I love numbers. Not math necessarily, although that does intrigue me. I find an unusual pleasure in hosting parties on dates such as August 8 in 2008, and this past week on 10/11/12. My car features the plate 6022AV0. For those with a chemistry background, I challenge you to point out its origin. One of my favorite books is The Nothingness That Is: The Natural History of Zero. Fascinating!
I even go so far as to use a prime number whenever I can. Why not? I like the larger numbers like 113, 311 or 3001. Call me strange but I have a web site bookmarked on my phone for those opportunities in which I might use one (http://www.calculus.info/tables/prime/prime.html). No one really knows…or probably cares, but it humors me nonetheless.
I often will set appointments at 4:56 or something to the minute – a not-so-typical minute. People tend to be punctual when you have a lunch appointment at 12:12. No one wants to be a minute late for fear of missing something important. Well, lunch is important and being consistently punctual can set you apart from your competition. While this is not about punctuality or a competitive edge, it is about numbers. A specific number, rather: 13.
Over the years, I have discovered that the number 13 works very well for me during the <very> conceptual home design process. It can be added and divided quickly to arrive at a home size. This can be useful during a meeting with a potential client. In less than a minute, either a list of rooms or a spur-of-the-moment sketch you produce in their presence can be converted into real square feet. While it’s not a refined process, it is a useful tool.

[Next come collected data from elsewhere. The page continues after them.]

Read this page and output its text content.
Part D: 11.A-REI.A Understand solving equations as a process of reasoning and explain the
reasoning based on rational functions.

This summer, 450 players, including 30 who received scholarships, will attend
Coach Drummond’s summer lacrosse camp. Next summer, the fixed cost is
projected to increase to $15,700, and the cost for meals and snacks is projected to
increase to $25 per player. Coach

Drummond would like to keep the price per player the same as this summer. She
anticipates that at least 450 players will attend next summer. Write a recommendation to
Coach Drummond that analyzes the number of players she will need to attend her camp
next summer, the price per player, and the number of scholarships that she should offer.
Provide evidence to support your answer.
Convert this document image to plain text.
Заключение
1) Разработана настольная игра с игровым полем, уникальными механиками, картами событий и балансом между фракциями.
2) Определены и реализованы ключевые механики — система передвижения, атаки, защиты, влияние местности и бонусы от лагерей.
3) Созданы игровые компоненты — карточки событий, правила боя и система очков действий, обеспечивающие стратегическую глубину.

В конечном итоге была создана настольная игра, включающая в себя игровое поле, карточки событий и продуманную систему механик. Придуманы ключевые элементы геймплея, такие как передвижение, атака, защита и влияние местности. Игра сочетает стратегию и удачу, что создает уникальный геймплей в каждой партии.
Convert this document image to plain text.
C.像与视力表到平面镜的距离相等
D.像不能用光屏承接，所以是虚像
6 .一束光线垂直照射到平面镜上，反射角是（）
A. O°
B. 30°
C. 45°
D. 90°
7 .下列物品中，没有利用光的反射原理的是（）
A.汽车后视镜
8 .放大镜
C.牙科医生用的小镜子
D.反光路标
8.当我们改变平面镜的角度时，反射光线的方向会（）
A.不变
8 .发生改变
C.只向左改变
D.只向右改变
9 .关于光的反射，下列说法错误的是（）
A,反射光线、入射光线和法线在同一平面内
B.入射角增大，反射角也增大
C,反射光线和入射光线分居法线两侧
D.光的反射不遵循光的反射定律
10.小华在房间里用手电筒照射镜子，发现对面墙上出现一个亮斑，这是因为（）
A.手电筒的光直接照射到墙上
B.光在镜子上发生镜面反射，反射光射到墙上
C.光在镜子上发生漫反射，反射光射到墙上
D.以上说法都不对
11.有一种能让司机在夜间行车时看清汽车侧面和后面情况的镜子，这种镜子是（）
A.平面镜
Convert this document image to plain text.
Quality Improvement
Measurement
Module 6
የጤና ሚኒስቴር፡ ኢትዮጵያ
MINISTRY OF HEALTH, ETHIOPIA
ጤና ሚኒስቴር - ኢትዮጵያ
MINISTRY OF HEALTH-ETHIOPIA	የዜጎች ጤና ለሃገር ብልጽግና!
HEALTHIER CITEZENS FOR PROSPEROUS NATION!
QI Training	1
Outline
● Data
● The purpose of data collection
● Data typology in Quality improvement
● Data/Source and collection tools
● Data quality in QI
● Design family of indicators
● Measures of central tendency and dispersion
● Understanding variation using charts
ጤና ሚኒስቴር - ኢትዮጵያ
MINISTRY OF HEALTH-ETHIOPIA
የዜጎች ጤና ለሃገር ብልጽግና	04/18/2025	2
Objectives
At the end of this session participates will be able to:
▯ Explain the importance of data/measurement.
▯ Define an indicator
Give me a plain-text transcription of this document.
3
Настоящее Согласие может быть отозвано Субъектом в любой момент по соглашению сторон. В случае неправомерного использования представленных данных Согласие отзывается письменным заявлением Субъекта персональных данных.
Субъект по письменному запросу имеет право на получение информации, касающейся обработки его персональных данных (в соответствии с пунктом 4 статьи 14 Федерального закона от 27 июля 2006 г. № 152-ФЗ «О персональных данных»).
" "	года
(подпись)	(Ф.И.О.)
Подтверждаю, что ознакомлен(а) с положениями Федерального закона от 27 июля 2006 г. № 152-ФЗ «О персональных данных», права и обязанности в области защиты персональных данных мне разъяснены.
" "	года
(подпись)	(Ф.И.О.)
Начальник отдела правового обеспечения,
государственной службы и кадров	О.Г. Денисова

An average home fits this model fairly well. Consider this scenario using the 13’-0” x 13’-0” space as a basis for all the rooms in a house. This number can, for general purposes, also include the width of the walls (see attached diagrams):
And by multiplying by 2…
Recreation/Great Room 13’x26’
And by multiplying by 4…
2-car Garage 26’x26’
And dividing 13 by 2…
Walk-in Closet 6.5’x6.5’
Master Bathroom 6.5’x6.5’
And by subdividing that in half…
Mechanical Closet 3’x6.5’
Powder Room 3’x6.5’
To note, my 6.5’x6.5’ bathroom calculation is the equivalent space of a typical 5’-0”x7’-0” bathroom (with wall thicknesses) at around 42 square feet.
Here is the additional important information to make this tool even more useful. If you happen to be working with a family on a tighter budget, you can simply change this dimension to 12’-0”x12’-0”. Conversely, by bumping it up to 14’-0”, 15’-0” or more, you can accommodate a client’s wishes for a more spacious-than-average home. Finally, don’t forget the circulation space. The standard equation for adding hallways and other circulation areas is to simply add 10% to the total room area.
Take five minutes and review this design tool. Sketch out some squares and bust out a calculator. See what you discover on your own.
What other quick design tools and tricks do you use?